IGDS maintains competitive computational runtime. Data selection using IGDS adds minimal overhead compared to widely-used perplexity- or loss-based selection, as the SAE feature activations can be extracted within the main forward pass, making the pipeline scalable for large data pools.
Implications and Future Directions
IGDS sets a formal, reproducible precedent for leveraging mechanistic interpretability as an actionable tool for data-centric optimization. By proving that causally-validated internal features can serve as highly informative utility functions for data selection, IGDS motivates renewed research in (1) scaling the granularity and reliability of SAEs, (2) extending the method to more complex multi-task and multi-lingual settings, and (3) integrating feature-based signals into alternative optimization schemes (e.g., RLHF, preference modeling).
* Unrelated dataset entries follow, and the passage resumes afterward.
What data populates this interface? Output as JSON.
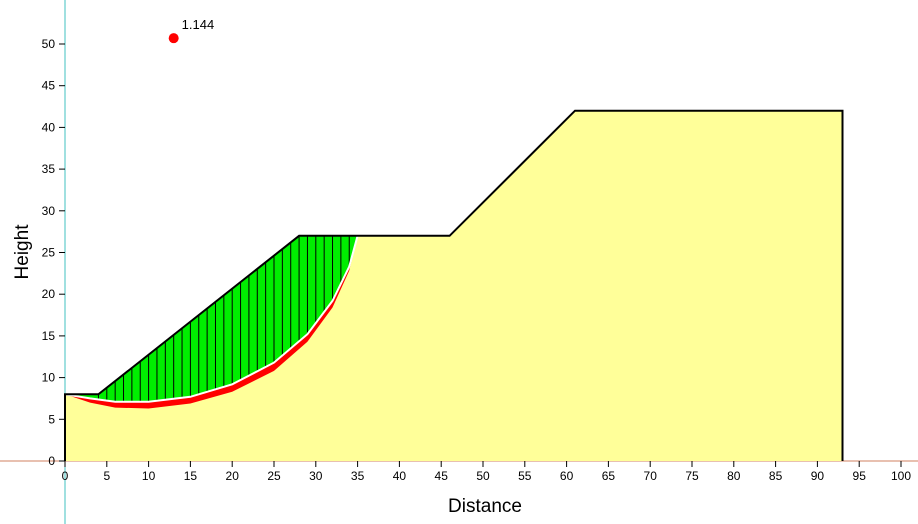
{
  "chart_data": {
    "type": "slope-stability-section",
    "xlabel": "Distance",
    "ylabel": "Height",
    "xlim": [
      0,
      100
    ],
    "ylim": [
      0,
      50
    ],
    "x_ticks": [
      0,
      5,
      10,
      15,
      20,
      25,
      30,
      35,
      40,
      45,
      50,
      55,
      60,
      65,
      70,
      75,
      80,
      85,
      90,
      95,
      100
    ],
    "y_ticks": [
      0,
      5,
      10,
      15,
      20,
      25,
      30,
      35,
      40,
      45,
      50
    ],
    "ground_profile": [
      [
        0,
        0
      ],
      [
        0,
        8
      ],
      [
        4,
        8
      ],
      [
        28,
        27
      ],
      [
        46,
        27
      ],
      [
        61,
        42
      ],
      [
        93,
        42
      ],
      [
        93,
        0
      ]
    ],
    "critical_slip_surface": [
      [
        0,
        8
      ],
      [
        3,
        7.5
      ],
      [
        6,
        7.1
      ],
      [
        10,
        7.1
      ],
      [
        15,
        7.7
      ],
      [
        20,
        9.2
      ],
      [
        25,
        11.8
      ],
      [
        29,
        15.2
      ],
      [
        32,
        19.2
      ],
      [
        34,
        23.3
      ],
      [
        35,
        27
      ]
    ],
    "lower_slip_surface": [
      [
        0,
        8
      ],
      [
        3,
        7
      ],
      [
        6,
        6.4
      ],
      [
        10,
        6.3
      ],
      [
        15,
        6.9
      ],
      [
        20,
        8.3
      ],
      [
        25,
        10.8
      ],
      [
        29,
        14.3
      ],
      [
        32,
        18.4
      ],
      [
        34,
        22.8
      ],
      [
        35,
        27
      ]
    ],
    "slice_count": 31,
    "center_point": {
      "x": 13,
      "y": 50.7
    },
    "factor_of_safety": "1.144",
    "colors": {
      "soil": "#ffff99",
      "sliding_mass": "#00ee00",
      "slip_band": "#ff0000",
      "center": "#ff0000",
      "axis": "#40c0c0",
      "x_axis_line": "#d08060"
    }
  }
}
Given the dependency on SAE quality and coverage, especially for newer model families, community efforts in public SAE pretraining and expansion will serve as a practical bottleneck. Further, as models integrate broader modalities and grow in complexity, feature grounding and abstraction hierarchies will become critical for robust causality-driven data selection.
Conclusion
Interpretability-Guided Data Selection establishes that model-intrinsic causal features are a uniquely potent axis for efficient and effective data curation in LLM supervised fine-tuning. The framework achieves significant performance gains with data pruning, delivers strong robustness across models and tasks, and demonstrates that mechanistic interpretability can transition from post hoc analysis to systematic, large-scale model improvement (2604.25167). This paradigm offers a new path for research integrating model internals and optimization strategy, with clear ramifications for data-centric AI and transparent LLM improvement.